I'm in the process of making what I hope will become beer. Right now it's sitting in a tub in a closet. Five gallons of liquid that should be drinkable in a few weeks. If not, at least we'll have a lot of it.
It gives me a new appreciation for professional brewers.
* * *
False start, let's try something else. I don't even know what, we're just trying to fill the quota here. Literally nothing of interest happened yesterday. I watched a documentary about a bicycle race, continued watching Bob's Burgers, and made progress on H.G. Wells' War of the Worlds.
I walked to a Japanese market on Convoy to pick up some sushi and chicken karaage for lunch, listened to a few podcasts, and fell asleep in a chair in the backyard.
Face it, I'm the least interesting man in the world.
* * *
Which brings us back to beer. Or advertising. Here's a question: Why is it that the shittiest products have the funniest commercials? I've often found myself laughing my ass off at a pitch for what looks like the most disgusting hamburger in the world, thinking a) that's hilarious and b) I don't ever want to use their restroom, let alone eat their food.
* * *
Still short of the quota. Hopelessly stuck. Need words... need... words. Dying out here.

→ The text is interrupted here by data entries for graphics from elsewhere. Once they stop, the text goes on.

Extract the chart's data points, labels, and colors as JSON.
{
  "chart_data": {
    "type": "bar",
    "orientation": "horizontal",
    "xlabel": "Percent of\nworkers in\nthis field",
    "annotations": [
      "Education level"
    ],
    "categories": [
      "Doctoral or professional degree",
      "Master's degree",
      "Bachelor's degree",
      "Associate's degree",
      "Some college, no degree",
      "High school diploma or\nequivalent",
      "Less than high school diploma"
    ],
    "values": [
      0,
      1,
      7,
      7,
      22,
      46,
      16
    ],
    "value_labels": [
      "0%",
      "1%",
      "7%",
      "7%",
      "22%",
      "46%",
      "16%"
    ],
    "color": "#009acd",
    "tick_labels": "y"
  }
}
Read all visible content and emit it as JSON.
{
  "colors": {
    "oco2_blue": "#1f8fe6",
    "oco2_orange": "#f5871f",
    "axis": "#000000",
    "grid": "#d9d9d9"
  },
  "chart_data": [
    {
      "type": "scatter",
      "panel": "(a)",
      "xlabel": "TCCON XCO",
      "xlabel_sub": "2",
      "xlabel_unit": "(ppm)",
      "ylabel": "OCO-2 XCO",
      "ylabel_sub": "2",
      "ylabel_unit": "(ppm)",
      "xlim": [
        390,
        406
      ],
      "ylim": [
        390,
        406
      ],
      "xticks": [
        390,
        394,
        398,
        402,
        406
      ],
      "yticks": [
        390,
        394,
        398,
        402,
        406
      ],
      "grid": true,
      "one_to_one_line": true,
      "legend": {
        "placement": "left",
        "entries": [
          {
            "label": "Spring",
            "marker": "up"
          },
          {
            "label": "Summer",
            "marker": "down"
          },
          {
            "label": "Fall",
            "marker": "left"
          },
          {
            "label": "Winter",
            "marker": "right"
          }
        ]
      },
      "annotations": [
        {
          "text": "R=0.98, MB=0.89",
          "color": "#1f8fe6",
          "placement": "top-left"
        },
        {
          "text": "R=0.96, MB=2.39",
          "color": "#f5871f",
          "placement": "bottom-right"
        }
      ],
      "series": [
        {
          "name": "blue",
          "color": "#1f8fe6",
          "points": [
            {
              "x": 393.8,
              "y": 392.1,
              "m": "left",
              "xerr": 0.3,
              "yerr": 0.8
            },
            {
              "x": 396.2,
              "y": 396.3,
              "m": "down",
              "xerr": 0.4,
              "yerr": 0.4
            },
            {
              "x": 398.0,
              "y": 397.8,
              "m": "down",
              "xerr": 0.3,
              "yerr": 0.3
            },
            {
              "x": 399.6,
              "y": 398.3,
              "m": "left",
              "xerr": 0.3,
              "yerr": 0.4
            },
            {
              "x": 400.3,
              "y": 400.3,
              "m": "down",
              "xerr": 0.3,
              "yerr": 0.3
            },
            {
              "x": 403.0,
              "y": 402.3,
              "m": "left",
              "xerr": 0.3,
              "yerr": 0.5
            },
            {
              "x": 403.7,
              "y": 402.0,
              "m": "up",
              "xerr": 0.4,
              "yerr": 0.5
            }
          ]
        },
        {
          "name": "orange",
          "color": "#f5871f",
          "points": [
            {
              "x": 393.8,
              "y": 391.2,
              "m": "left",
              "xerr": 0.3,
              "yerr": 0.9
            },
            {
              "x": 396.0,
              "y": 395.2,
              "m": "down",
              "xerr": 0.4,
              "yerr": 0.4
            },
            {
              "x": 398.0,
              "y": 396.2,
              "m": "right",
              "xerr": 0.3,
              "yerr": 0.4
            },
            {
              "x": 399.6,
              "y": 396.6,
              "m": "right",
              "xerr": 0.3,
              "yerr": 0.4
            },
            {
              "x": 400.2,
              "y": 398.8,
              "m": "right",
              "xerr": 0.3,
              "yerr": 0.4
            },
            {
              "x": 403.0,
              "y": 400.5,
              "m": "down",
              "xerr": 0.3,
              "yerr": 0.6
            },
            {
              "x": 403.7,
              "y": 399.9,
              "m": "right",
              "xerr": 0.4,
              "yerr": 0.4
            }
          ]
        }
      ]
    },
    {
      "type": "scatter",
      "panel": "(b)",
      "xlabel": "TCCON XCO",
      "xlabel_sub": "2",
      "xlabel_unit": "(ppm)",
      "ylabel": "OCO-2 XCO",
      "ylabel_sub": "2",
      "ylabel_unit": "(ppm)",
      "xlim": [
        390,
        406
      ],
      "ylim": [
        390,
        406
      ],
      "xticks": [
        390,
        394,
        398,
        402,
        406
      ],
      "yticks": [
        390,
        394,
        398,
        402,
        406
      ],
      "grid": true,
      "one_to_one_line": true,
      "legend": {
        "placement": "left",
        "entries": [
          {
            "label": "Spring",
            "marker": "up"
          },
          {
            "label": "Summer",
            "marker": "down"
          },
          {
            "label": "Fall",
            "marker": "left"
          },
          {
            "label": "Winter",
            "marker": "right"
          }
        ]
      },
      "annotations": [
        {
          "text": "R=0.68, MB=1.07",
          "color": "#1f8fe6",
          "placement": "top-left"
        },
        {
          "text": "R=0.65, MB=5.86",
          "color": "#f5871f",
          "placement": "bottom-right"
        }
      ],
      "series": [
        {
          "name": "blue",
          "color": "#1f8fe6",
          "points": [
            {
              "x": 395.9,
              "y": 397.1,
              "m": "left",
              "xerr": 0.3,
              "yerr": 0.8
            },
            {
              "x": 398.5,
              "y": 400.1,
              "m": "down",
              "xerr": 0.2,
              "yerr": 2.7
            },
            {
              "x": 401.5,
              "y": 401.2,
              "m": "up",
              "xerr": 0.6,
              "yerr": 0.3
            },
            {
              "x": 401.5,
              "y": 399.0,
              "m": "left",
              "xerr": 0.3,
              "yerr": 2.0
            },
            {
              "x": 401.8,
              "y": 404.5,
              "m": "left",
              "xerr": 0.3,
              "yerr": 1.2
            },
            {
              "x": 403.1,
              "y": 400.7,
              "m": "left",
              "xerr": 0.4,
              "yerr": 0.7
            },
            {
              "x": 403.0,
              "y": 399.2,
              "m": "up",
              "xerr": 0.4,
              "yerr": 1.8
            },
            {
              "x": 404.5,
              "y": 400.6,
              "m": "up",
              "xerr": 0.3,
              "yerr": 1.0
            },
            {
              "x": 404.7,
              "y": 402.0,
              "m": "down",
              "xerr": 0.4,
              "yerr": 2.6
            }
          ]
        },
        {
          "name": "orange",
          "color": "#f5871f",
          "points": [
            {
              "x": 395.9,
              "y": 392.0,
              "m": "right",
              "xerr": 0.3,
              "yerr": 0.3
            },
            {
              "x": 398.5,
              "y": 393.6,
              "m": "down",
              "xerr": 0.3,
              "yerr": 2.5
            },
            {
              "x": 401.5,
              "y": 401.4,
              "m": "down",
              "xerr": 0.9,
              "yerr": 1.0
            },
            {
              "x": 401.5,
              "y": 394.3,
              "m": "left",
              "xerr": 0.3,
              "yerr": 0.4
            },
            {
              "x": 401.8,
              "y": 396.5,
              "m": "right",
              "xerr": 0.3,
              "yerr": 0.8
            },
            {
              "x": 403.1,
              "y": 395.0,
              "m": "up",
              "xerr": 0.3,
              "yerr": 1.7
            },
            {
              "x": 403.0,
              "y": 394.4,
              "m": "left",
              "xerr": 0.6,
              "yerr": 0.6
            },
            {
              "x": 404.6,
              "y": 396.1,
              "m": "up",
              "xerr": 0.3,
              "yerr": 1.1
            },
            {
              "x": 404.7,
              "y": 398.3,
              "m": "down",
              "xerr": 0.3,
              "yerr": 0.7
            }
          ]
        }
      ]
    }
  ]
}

This is the part where I'm grateful that nobody reads my practice sessions. Read the finished product, not the process, which is nastier than those hamburgers in the hilarious commercial.
Hamburgers. Sausage. How is the sausage made? Seems like there's a joke here, but maybe not.
* * *
That's the thing with beer. You make it, stash it away for a while, and hope it turns into something good. Just like writing.